New Microsoft CEO – a brand storytelling win

New Microsoft CEO – a brand storytelling win

February 6, 2014

 

February 6, 2014

 

New Microsoft CEO – a brand storytelling win

WRITTEN BY

Tony Hallett
Managing director

Tony set up Collective Content in 2011 so brands can more easily become publishers and tell stories. This built on 15 years in media, from reporter to publishing director at Silicon Media Group, CNET Networks and CBS Interactive.

Everyone knows Microsoft has a new CEO, Satya Nadella. But what does everyone know about him?

Over the past few days quite a few people have been spreading a link – about his first interview since becoming CEO. (There is plenty of other material about him before his promotion.)

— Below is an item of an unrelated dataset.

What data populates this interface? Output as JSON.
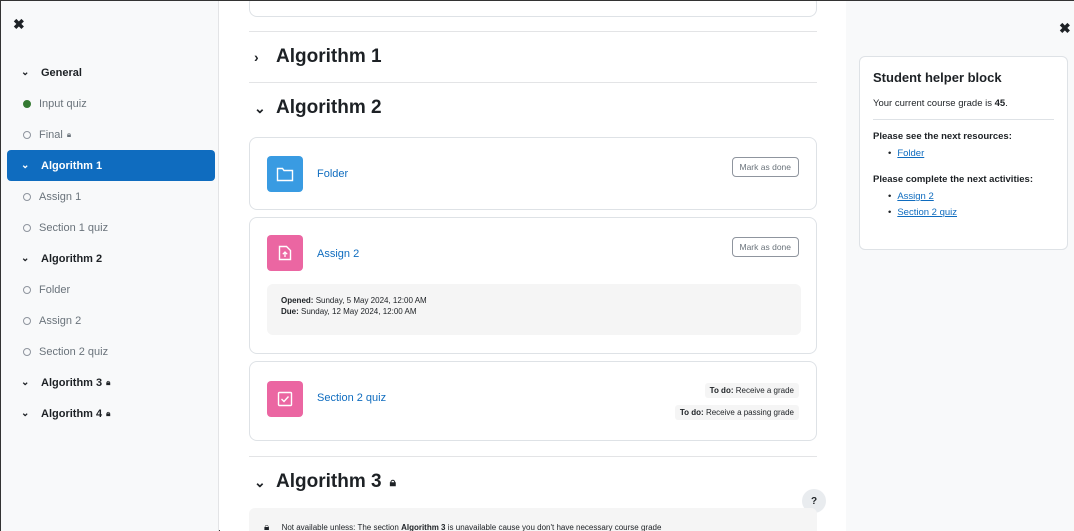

Nadella YouTube clipWho got the scoop? Technology media? Business media like a Bloomberg, CNBC or Economist? How about even the company’s hometown newspaper, the Seattle Post Intelligencer?

If you’ve clicked through to the first link on YouTube (owned by Google – you knew that), you’ll see Nadella spent almost five minutes walking and talking to Steve Clayton, who edits Microsoft’s own Next at Microsoft blog.

If you look at Clayton’s bio on LinkedIn you’ll see he says he is Chief Storyteller at Microsoft. If you’ve heard of him before this week, it might well be because he was behind the admired 88 Acres story of how Microsoft developed its smart campus.

I’m guessing there was a light bulb moment there about the power of brand storytelling over alternative routes such as PR.

What does this mean for the rest of the media? Can every company do the same thing?

The rest of the media won’t be happy with this but it’s also not the end of the world. When Nadella speaks beyond the Redmond campus he will face harder questions. That’s as it should be. But the era of this kind of announcement happening at a packed press conference or put out in a drab press release to everyone is over.

Nor can just any company do this. Microsoft is one of a few hundred companies globally where huge numbers of people care about what they do.

But while other companies are less newsworthy, for want of a better term, they will increasingly migrate to telling their own stories, with their own voice, in a way that resembles the media we’ve grown up with – plus a few twists that social media allows.

For a lot of information, their readers and viewers – who are also their customers and prospects – will be more than happy to hear it first from the horse’s mouth. On other matters, we still demand independent outsiders.
Perhaps the biggest question then becomes what happens when these brand storytellers start to report on each other. More on that soon.